A SHIP MADE OF PAPER

by Scott Spencer

Pub Date: March 7th, 2003
ISBN: 0-06-018534-1
Publisher: Ecco/HarperCollins

From Spencer (The Rich Man’s Table, 1998, etc.), a rich and highly textured account of life, love, envy, and disappointment in a Hudson Valley town.

Leyden, New York, is one of those quaint little burgs with the good fortune to have been dirt-poor for so long that no one ever bothered to put up strip malls or subdivisions nearby. Hotshot lawyer Daniel Emerson was born there, but he made his reputation and fortune in Manhattan and never intended to move back—until he lost a case defending a black drug czar and found his life suddenly in serious danger.

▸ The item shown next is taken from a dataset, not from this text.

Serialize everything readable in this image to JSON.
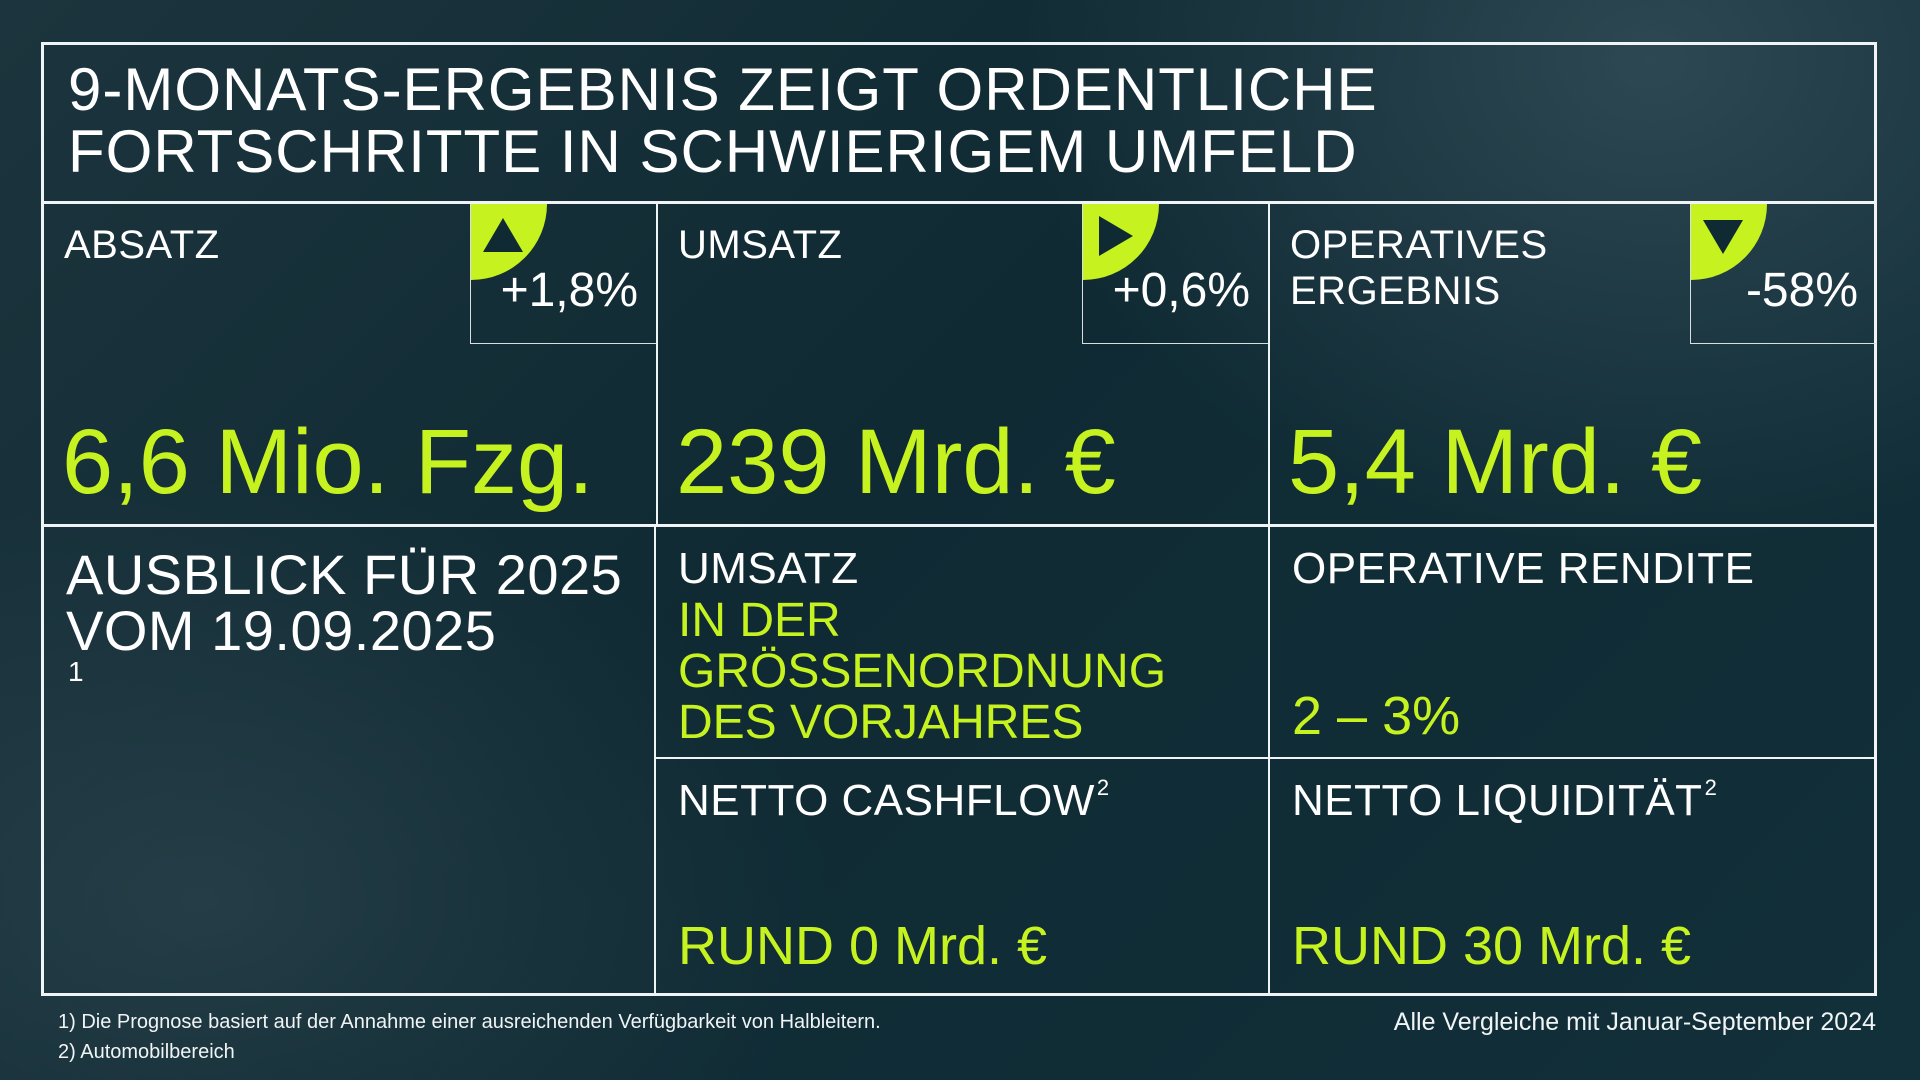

So he dropped out of the fast lane and settled into a sluggish small-town practice in Leyden, moving into a house with his writer girlfriend Kate Ellis and Kate’s young daughter Ruby. At Ruby’s preschool, Daniel meets Iris Davenport, a young black graduate student whose son Nelson is one of Ruby’s classmates. Iris is married to Hampton Welles, a prosperous black investment banker who spends most of his time in Manhattan. Daniel, at 36, is getting a head start on his midlife crisis, and the first symptom is Iris, with whom he becomes quickly infatuated. That Kate is an old-style southern racist (she’s now covering the O.J. Simpson case for several newspapers), and that Hampton is an insufferable prig capable of detecting racism in the way Leyden’s traffic light changes, help make an affair inevitable. And, shall we say, trouble ensues. Amid it, we also meet an insolvent patrician, his New Age wife, a blind art historian, two runaway juvenile delinquents, and a crooked cop—in other words, the people of your typical Hudson Valley town. What they all have to do with one another isn’t obvious at first, and it’s to the author’s credit that he manages to connect their lives in a way that seems almost self-evident by story’s close.

Subtle without being obscure, a splendidly intricate tragicomedy of manners in the tradition of Saki—full of horrible, delightful, and vivid eccentrics.